Il est donc permis de prévoir que pour la rentrée de l'année universitaire 1950-1951, nous disposerons de deux cents chambres environ.
- Que vous louerez combien ?..
- Précisément, le bureau de l'Association " Cité universitaire "s'est réuni samedi dernier, sous la présidence de Mme Charles-Vallin, et il a étudié entre autres questions les conditions d'admission que devront remplir les étudiants, ainsi que le prix des chambres qui sera considéré de très près et de telle manière qu'il soit à la portée du budget de tous les étudiants. J'ai proposé 1.500 francs par mois pour la chambre, y compris éclairage, chauffage, fourniture de la literie.

Quant aux repas, ils demeureront au prix actuel pratiqué dans les restaurants universitaires de la
ville.

Sous le signe de l'austérité

Le bureau, poursuit M. Vassalo, a également dû sacrifier à ses désirs d'enjolivement, pour n'envisager que les réalisations strictes de l'habitat.

Nous aurions voulu faire décorer les halls par des artistes ; nous aurions aimé avoir tout de suite
le jardin ordonnancé ; les tennis, les terrains de sport prêts pour la belle saison... Hélas ! nous avons
dû renoncer à tout ce qui n'est. pas obligations d'hygiène. Notre budget ne nous permet que des
réalisations successives et d'ordre strictement pratique ; c'est-a-dire uniquement des chambres et le
maximum de chambres !

La construction des quatre premiers pavillons de la cité a été entreprise sous le signe de l'austérité : aucune fioriture dans l'architecture des pavillons, aucun luxe de décoration. Toutes dépenses
somptuaires ont été rigoureusement écartées.

Les crédits espérés

Et comme nous demandions à M. Jean Vassalo à quelle cadence le comité de la " Cité universitaire " compte poursuivre les travaux, il nous déclare tout net :
- En ce qui concerne la nouvelle adjudication, nous les poursuivrons par les crédits prévus au budget de l'Éducation nationale, crédits qui seront - il faut l'espérer - votés sans discussion, puisqu'il s'agit là de donner aux jeunes la possibilité de poursuivre leurs études et de suivre la voie qu'ils se sont tracés.

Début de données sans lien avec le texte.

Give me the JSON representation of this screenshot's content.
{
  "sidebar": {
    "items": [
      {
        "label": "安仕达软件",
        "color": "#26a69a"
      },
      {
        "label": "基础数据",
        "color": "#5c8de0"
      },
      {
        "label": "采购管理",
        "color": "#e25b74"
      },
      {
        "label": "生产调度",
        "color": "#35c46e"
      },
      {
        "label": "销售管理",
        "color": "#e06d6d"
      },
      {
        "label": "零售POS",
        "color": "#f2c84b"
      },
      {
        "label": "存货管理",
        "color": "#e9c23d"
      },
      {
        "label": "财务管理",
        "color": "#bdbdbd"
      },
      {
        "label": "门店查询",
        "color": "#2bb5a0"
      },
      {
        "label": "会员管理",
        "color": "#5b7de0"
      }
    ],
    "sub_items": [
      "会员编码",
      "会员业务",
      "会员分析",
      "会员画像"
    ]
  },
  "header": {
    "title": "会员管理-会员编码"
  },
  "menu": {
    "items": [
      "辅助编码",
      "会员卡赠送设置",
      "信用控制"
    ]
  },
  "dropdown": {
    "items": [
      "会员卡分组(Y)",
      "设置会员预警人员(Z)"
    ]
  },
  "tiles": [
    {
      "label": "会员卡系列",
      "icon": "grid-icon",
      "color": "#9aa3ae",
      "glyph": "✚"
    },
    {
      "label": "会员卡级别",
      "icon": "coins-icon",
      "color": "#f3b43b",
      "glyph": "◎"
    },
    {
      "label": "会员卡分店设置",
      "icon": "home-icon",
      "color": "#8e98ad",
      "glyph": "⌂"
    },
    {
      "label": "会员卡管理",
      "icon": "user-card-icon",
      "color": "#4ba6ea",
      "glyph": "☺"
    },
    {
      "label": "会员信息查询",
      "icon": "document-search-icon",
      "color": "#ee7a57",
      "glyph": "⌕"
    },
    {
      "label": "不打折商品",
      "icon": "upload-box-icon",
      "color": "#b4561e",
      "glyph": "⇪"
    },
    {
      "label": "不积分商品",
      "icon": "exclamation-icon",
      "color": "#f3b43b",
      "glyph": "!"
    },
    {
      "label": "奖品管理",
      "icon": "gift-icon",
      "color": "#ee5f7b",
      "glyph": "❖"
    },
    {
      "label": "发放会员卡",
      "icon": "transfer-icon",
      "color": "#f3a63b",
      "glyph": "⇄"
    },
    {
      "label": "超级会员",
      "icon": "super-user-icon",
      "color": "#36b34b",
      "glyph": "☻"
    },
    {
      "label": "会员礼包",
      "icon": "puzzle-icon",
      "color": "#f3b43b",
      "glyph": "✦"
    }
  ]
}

Par la suite, conclut Jean Vassalo, le comité de la " Cité universitaire " compte ouvrir une souscription publique et faire appel à l'épargne privée, ainsi que cela a été fait pour la Cité universitaire de Paris où il y a, par exemple, la fondation Deutche de la Meurthe, le pavillon international ( Rotschild), etc...

Quant aux fonds de fonctionnement, le système administratif a été allégé le plus possible en tenant compte, précisément de l'expérience des cités universitaires de France, afin de faire appel le moins possible aux deniers publics et de vivre rapidement sur les ressources fournies par les habitants mêmes de la cité.
Alger au Jubilé de la Cité universitaire de Paris

Et Jean Vassalo conclut :
- Pour étudier de très près ce système administratif des cités universitaires de la métropole et de
l'étranger le comité de la " Cité universitaire " d'Alger a décidé d'envoyer certains de ses membres : Mme Charles-Vallin, M. le recteur Gan, M. Bienvenu, architecte D.P.L.G., des délégués de l'A.G.A. et moi-même, au Congrès international des cités universitaires qui doit avoir lieu à Paris, à l'occasion du Jubilé de la Cité universitaire de Paris, du 28 juin au 4 Juillet prochain.

Ainsi, aurons-nous fait tout ce que nous devons faire pour donner aux jeunes générations algériennes, malgré l'austérité des temps actuels. une cité universitaire vivante et viable.